Machine learning
Clustering
🧩 What is it?
Clustering (or grouping) is a technique of unsupervised Machine Learning used to discover natural groups within a dataset without needing those data to be previously labeled. Unlike classification and regression, where the model learns from known examples, in clustering the system detects patterns and similarities on its own, grouping the data that shares common characteristics.
🔧 How does it work?
The algorithm analyzes the dataset and calculates similarities between them based on certain criteria, such as the distance between points in a multidimensional space. The Euclidean distance is the most common in numerical spaces: the smaller the distance between two points, the greater their similarity.
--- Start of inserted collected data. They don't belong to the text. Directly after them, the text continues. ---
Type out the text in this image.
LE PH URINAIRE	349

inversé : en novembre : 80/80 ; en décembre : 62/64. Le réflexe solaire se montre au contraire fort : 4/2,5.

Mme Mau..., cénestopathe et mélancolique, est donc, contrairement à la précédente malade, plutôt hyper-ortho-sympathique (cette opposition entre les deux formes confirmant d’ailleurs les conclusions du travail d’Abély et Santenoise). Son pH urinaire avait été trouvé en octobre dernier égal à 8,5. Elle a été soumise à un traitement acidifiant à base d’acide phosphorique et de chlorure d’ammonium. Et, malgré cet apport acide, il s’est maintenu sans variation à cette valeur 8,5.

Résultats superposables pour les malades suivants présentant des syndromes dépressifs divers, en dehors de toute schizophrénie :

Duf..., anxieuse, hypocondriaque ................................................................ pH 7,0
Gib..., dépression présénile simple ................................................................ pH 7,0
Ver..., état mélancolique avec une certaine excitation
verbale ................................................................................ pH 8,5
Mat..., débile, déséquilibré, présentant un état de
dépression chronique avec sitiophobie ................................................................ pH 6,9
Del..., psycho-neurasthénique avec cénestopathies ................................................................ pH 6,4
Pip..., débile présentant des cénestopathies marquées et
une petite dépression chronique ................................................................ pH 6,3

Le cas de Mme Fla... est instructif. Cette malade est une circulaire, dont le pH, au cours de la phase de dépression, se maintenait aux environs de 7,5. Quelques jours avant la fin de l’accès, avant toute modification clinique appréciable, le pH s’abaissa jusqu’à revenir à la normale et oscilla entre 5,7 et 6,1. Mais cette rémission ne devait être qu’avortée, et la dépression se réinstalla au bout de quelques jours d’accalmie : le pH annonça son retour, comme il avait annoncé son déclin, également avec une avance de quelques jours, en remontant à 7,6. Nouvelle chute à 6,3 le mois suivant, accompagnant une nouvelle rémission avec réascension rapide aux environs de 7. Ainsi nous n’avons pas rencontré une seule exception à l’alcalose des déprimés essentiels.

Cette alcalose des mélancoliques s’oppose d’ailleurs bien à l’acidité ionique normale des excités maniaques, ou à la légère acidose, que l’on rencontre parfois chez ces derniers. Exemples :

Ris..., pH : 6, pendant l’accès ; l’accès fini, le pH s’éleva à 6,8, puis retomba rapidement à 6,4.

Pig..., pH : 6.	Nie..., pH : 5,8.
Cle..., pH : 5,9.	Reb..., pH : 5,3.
From these similarities, it forms groups or clusters, so that the elements within the same group are more similar to each other than to those of other groups. These groups are not predefined; instead, the model builds them automatically based on the data.
🧠 When is it used?
Clustering is very useful when there is no known target variable, but there is a desire to explore or segment the data to understand its structure. In industrial or logistical environments using TOKII, it can be applied to:
Segmentation of teams or sensors according to similar operational behavior.
Grouping of energy consumption patterns to detect areas of efficiency or waste.
Detection of atypical behaviors by identifying points that do not fit into any group.
Classification of assets based on their maintenance history or performance.
🎯 Practical example: Grouping of buildings
Imagine you manage several buildings and have sensors that record variables such as indoor temperature, energy consumption, number of people, and use of the air conditioning system. You do not know in advance what type of behavior each building has, but you are interested in knowing if there are usage patterns.
With clustering, you can apply an algorithm like K-Means or DBSCAN to that historical data. The model will group the buildings according to their similar patterns: for example, it may detect that some have a high occupancy and high consumption profile (possibly offices), others with low occupancy and stable consumption (warehouses), and others with intermittent use (event centers).
The interesting thing is that you don’t need to tell the model how many types of buildings there are or how they behave: the algorithm discovers them for you. This allows you to make specific decisions by group, optimize maintenance, or set differentiated alerts according to the actual detected usage type.